»Ich kenne sie,« erwiderte jener und stand auf.

»Und wollen Sie sich den Genuß vermindern und näher treten?«

»Ich möchte wohl auch die Worte des Textes hören,« entschuldigte sich jener nicht ohne Verlegenheit.

Der Stallmeister folgte ihm; Palvi schwebte schnellen, aber leisen Schrittes über den Boden hin und setzte sich unweit des Zimmers nieder, wo Elise sang, auf ein Bankett, indem er Rempen durch einen stummen Wink einlud, sich neben ihn zu setzen. Sie lauschten; es war die bekannte Melodie einer jener alten französischen Romanzen, die, indem sie durch ihren ungekünstelten Wohllaut dem Ohre schmeicheln, in mutigen Tönen das Herz erheben; aber ein deutscher Text war untergelegt, Worte, von welchen die Sängerin selbst wunderbar ergriffen schien, denn sie trug sie mit einem Feuer vor, das ihre Zuhörer mit erfaßte.

Der junge Rempen fühlte sein Herz von Liebe zu der Sängerin wie von dem hohen Schwung ihres Gesanges mächtiger gehoben; aber mit Verwunderung und Neugierde sah er die tiefe Bewegung, die sich auf den Zügen seines Nachbars ausdrückte. Seine Augen strahlten, sein Haupt hatte sich mutig und stolz aufgerichtet, und um Wangen und Stirne wogte eine dunkle Röte auf und ab, jene Röte, die ein erfülltes, von irgend einer mächtigen Freude überraschtes Herz verrät.
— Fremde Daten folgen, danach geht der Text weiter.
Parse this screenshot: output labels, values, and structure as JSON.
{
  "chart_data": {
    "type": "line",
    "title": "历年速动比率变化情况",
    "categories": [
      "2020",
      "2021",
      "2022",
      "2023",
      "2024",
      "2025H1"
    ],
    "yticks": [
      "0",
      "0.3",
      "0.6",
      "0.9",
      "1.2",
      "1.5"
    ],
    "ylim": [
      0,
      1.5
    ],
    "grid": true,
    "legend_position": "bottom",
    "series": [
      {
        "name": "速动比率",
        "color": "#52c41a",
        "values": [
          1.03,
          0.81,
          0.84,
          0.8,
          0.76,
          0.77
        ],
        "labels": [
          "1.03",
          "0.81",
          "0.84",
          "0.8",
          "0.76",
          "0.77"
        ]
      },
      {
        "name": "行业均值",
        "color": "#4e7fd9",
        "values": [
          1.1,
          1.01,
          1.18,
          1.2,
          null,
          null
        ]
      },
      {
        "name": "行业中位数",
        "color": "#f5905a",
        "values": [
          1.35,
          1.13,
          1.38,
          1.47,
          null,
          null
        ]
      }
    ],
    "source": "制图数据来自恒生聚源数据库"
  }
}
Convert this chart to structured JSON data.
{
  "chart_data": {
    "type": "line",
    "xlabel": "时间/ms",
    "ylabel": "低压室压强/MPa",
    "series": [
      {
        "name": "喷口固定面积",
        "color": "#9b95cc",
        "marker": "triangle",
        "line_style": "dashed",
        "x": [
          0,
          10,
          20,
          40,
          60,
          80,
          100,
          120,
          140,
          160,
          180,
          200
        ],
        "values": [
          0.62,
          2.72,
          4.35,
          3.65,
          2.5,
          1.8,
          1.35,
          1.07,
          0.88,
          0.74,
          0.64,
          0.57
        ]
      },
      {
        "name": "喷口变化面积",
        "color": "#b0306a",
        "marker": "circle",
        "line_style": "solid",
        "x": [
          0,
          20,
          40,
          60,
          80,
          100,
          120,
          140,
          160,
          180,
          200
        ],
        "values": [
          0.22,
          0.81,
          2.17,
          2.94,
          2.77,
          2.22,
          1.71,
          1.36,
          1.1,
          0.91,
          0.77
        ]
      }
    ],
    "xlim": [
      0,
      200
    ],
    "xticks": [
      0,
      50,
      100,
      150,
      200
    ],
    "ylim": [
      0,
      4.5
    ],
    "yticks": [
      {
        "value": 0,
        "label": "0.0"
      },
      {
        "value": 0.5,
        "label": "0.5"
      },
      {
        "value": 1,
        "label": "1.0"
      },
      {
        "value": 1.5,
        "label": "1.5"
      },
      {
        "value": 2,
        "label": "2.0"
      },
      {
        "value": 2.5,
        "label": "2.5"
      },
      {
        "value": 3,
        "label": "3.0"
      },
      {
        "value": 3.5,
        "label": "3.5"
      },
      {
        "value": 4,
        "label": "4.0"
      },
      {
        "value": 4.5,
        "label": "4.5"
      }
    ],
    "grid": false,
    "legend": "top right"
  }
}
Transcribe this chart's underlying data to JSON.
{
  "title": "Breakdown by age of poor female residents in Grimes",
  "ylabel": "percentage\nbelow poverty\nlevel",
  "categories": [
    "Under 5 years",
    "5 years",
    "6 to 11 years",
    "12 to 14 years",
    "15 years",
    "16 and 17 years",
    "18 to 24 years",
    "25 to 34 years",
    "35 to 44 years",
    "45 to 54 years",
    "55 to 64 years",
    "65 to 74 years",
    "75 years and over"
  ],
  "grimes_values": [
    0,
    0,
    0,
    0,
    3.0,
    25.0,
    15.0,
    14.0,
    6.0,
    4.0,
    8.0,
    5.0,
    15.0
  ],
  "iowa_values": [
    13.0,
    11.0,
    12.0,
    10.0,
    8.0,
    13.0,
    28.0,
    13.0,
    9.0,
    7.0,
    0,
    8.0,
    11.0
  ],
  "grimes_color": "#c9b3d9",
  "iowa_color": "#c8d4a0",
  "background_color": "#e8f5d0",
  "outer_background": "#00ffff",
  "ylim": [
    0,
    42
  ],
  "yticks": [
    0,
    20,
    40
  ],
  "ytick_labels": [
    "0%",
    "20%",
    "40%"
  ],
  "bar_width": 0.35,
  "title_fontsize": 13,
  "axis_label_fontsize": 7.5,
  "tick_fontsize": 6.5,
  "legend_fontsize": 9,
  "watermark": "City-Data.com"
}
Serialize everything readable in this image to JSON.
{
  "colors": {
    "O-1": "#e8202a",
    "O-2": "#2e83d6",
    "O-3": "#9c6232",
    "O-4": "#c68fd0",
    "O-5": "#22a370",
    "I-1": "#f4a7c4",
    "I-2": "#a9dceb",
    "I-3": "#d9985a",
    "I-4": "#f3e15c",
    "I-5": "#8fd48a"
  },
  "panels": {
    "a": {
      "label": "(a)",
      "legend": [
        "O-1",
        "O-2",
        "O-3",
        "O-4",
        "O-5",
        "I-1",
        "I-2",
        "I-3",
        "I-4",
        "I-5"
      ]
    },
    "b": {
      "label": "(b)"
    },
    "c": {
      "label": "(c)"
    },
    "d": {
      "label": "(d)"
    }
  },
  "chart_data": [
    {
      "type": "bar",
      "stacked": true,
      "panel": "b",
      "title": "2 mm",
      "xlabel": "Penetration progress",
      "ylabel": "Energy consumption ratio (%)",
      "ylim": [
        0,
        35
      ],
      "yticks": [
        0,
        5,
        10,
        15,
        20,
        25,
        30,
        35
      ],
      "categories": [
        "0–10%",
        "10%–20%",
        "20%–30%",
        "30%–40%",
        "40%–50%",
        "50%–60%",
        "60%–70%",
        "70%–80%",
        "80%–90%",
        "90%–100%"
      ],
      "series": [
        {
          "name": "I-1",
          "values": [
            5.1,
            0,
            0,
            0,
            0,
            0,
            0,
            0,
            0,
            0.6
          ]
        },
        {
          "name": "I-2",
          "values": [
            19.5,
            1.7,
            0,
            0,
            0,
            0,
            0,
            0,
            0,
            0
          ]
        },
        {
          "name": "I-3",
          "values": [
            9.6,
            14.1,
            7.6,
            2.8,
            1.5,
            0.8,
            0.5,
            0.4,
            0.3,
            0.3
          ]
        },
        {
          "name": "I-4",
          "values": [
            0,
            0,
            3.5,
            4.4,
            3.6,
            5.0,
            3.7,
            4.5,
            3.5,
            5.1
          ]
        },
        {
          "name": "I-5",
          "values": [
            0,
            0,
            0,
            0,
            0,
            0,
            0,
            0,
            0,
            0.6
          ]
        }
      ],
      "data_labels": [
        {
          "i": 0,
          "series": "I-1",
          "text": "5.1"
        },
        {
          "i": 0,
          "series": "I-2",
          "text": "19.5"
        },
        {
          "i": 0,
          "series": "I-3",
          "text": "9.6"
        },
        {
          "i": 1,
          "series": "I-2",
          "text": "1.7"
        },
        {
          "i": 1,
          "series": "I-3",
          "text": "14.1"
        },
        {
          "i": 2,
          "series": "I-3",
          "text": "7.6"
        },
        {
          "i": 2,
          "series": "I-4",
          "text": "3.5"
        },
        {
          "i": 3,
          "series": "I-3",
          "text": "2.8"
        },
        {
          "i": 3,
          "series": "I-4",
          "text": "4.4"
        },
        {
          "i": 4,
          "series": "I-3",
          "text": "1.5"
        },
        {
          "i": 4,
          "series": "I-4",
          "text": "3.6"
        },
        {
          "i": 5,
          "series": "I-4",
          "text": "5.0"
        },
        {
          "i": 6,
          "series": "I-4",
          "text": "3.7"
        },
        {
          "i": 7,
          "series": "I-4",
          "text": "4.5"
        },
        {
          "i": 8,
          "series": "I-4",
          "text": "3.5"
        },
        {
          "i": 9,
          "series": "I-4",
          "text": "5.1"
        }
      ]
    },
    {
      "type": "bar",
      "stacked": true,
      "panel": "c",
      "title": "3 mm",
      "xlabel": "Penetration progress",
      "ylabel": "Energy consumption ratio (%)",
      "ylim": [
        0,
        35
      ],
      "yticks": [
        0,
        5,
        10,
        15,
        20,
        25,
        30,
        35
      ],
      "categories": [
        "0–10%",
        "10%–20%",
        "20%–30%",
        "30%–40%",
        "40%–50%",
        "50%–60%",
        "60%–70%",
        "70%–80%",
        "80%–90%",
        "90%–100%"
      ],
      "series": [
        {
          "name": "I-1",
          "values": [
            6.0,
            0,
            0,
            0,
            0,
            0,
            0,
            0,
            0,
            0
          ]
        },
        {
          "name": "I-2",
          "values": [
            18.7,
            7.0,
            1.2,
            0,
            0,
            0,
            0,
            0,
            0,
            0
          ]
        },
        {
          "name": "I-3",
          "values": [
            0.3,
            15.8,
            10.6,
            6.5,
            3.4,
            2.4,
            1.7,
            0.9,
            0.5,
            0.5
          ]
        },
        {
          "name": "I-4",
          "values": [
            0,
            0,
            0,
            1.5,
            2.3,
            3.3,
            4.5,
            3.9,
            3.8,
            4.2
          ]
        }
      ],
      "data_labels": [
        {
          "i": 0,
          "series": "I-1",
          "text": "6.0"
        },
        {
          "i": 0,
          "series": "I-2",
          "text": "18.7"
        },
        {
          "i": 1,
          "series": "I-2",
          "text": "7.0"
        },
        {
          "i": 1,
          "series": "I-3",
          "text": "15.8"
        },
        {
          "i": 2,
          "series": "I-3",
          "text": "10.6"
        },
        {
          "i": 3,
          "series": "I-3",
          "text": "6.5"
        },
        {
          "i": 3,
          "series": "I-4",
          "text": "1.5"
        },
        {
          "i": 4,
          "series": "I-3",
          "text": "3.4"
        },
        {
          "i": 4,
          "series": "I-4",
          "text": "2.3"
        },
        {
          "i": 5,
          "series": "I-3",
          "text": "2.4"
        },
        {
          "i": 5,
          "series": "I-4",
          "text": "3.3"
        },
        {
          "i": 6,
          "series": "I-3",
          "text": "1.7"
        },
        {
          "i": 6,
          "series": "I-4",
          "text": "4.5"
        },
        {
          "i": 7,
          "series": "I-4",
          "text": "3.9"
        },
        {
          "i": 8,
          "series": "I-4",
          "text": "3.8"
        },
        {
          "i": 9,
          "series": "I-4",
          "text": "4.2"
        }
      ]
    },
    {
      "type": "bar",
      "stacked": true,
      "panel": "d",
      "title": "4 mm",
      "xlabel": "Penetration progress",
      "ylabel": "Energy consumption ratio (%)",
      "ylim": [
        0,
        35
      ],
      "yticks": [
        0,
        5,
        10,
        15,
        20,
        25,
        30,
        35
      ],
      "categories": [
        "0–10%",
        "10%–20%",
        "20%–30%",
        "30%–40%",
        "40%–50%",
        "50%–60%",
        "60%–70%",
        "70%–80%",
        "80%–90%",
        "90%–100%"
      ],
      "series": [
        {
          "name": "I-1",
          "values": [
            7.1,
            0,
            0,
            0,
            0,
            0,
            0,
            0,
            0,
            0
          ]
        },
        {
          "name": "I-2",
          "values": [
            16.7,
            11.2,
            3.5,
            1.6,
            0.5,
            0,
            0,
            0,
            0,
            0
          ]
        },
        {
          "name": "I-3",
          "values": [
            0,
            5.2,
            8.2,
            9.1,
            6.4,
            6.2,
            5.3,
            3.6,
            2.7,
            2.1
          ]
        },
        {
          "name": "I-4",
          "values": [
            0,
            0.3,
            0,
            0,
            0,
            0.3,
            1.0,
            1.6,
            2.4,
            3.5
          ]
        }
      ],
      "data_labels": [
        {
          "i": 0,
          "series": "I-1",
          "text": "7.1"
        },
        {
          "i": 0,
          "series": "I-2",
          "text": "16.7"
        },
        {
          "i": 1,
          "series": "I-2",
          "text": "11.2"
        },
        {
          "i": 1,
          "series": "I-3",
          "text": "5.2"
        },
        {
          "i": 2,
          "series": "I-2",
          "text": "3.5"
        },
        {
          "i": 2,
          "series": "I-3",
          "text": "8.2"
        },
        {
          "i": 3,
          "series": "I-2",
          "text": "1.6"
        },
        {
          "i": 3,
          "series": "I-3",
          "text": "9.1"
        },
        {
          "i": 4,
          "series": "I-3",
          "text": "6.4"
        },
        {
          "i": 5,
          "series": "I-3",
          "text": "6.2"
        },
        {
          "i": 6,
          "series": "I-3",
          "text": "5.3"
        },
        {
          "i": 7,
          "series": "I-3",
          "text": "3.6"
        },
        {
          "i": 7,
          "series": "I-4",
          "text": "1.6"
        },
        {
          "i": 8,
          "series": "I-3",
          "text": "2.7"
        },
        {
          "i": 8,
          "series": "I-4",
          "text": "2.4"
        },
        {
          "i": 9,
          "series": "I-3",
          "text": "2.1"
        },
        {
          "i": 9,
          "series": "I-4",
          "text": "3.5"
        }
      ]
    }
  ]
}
Mit gekrümmtem Rücken, auf den Zehenspitzen schlich jetzt der Oheim Rempen heran. Schon von weitem drückte er seinem Neffen durch beredtes Mienenspiel seinen Beifall über den herrlichen Gesang aus, und als er nahe genug war, flüsterte er: »Heute singt sie wieder wie die Pasta, voll Glut, voll Glut; und der schöne Text, den sie untergelegt hat! – er ist aus einem neuen Roman, die letzten Ritter von Marienburg.«

Der junge Mann winkte seinem Oheim ungeduldig, stille zu sein; der Alte schlich weiter zu einer anderen Gruppe, und die beiden lauschten wieder ungestört, bis der Gesang geendet war.


5.

Rauschender Beifall füllte nun das Gemach, man drängte sich um die Sängerin, und auch Rempen folgte seinem Herzen, das ihn zu Elisen zog. Aber schon war sie von einem halben Dutzend jener Literatoren umlagert, die ihn immer verdrängten. »Welch herrliches Lied!« hörte er den Doktor Zundler sagen, »welche Kraft, welche Fülle von Mut, und wie zart gehalten!« Doch dem Stallmeister entging nicht, daß der Hofrat, der ebenfalls bei der Gruppe stand, den jungen Doktor durch einen freundschaftlichen Rippenstoß aufmerksam darauf zu machen schien, daß er etwas Ungeschicktes gesagt habe. Er erschrak, errötete und fragte in befangener Verlegenheit, woher das Fräulein das schöne Lied habe?